John Agnew is Distinguished Professor of Geography at the University of California, Los Angeles. He has taught at a number of universities including Syracuse University, the University of Chicago, and the University of Siena. He has authored or co-authored numerous books including Berlusconi's Italy: Mapping Contemporary Italian Politics (2008) and Globalization and Sovereignty (2009). He is co-editor of the Wiley Blackwell Companion to Human Geography (2011).

Virginie Mamadouh is Associate Professor of Political and Cultural Geography at the University of Amsterdam and an editor of the international academic journal Geopolitics. Her research interests are in European geopolitics, new media and multilingualism. She is co-editor of The Theory and Practice of Institutional Transplantation (with Martin de Jong and Kostas Lalenis, 2002), Critical Essays in Human Geography (with J. Agnew, 2008), and Urban Europe: Fifty tales of the city (with A. van Wageningen, 2016).
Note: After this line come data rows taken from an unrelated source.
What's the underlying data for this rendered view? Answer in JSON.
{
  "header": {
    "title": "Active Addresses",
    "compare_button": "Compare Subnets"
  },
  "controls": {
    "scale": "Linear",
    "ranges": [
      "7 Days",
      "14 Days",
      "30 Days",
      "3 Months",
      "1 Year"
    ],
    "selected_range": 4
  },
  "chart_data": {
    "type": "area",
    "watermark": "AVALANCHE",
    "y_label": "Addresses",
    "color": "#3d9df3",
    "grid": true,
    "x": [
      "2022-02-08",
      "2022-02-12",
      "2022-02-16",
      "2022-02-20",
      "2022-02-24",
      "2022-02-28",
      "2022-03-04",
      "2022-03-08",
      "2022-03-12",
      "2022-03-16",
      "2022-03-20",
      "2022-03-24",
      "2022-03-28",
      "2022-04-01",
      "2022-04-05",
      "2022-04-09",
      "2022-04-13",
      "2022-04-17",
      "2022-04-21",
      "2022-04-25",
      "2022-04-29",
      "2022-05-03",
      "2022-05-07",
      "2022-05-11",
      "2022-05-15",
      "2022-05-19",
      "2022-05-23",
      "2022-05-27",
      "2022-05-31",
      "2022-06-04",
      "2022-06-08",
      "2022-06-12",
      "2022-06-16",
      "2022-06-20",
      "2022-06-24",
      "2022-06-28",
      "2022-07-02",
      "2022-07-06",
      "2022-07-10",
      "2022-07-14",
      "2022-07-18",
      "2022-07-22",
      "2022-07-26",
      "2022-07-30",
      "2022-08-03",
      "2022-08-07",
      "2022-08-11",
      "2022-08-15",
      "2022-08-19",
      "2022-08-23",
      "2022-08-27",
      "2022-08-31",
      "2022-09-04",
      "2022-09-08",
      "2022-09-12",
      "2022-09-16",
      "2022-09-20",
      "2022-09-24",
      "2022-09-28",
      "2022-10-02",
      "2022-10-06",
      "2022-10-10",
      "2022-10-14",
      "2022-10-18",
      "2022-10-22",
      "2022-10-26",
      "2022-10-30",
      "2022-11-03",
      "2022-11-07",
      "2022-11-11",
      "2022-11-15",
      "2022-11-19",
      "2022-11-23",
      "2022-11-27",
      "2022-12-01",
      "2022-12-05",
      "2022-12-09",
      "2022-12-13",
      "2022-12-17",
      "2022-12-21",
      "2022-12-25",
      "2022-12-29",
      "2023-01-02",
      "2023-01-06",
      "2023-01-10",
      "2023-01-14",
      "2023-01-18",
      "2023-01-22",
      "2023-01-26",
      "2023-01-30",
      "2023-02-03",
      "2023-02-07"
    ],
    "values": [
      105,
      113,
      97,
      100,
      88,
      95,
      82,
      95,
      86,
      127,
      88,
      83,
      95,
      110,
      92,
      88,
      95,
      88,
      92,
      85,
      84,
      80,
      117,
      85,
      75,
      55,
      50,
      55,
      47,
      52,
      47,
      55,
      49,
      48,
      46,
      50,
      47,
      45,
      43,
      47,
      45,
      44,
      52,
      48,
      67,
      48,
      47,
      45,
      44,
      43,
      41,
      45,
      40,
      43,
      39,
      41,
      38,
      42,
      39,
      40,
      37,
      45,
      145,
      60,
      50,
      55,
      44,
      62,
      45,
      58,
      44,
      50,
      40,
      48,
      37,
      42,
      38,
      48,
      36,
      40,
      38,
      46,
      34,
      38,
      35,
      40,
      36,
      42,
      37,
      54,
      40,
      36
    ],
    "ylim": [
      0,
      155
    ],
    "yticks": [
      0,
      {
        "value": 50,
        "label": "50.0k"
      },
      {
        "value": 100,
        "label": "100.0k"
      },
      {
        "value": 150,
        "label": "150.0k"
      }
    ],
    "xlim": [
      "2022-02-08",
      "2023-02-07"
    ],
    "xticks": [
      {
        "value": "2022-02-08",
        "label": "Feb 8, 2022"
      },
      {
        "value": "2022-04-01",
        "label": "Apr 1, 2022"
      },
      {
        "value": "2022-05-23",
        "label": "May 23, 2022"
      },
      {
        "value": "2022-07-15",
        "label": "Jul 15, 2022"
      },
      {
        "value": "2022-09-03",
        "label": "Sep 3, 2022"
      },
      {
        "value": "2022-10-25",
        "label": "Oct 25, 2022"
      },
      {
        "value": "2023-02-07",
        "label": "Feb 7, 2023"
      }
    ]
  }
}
Anna J. Secor is Professor of Geography at the University of Kentucky and the Hajja Razia Sharif Sheikh Professor of Islamic Studies. Her research focuses on theories of space, politics, and subjectivity. Recently she has developed ideas of topology in geography by engaging the work of Lacan, Deleuze, and Agamben. Her research on Islam, state, and society in Turkey has been funded by the National Science Foundation.

Joanne Sharp is Professor of Geography at the University of Glasgow. Her research interests are in feminist, postcolonial, cultural and political geographies. She is the author of Geographies of Postcolonialism: Spaces of Power and Representation (2009) and editor of The Ashgate Research Companion to Critical Geopolitics (with Klaus Dodds and Merje Kuus, 2013).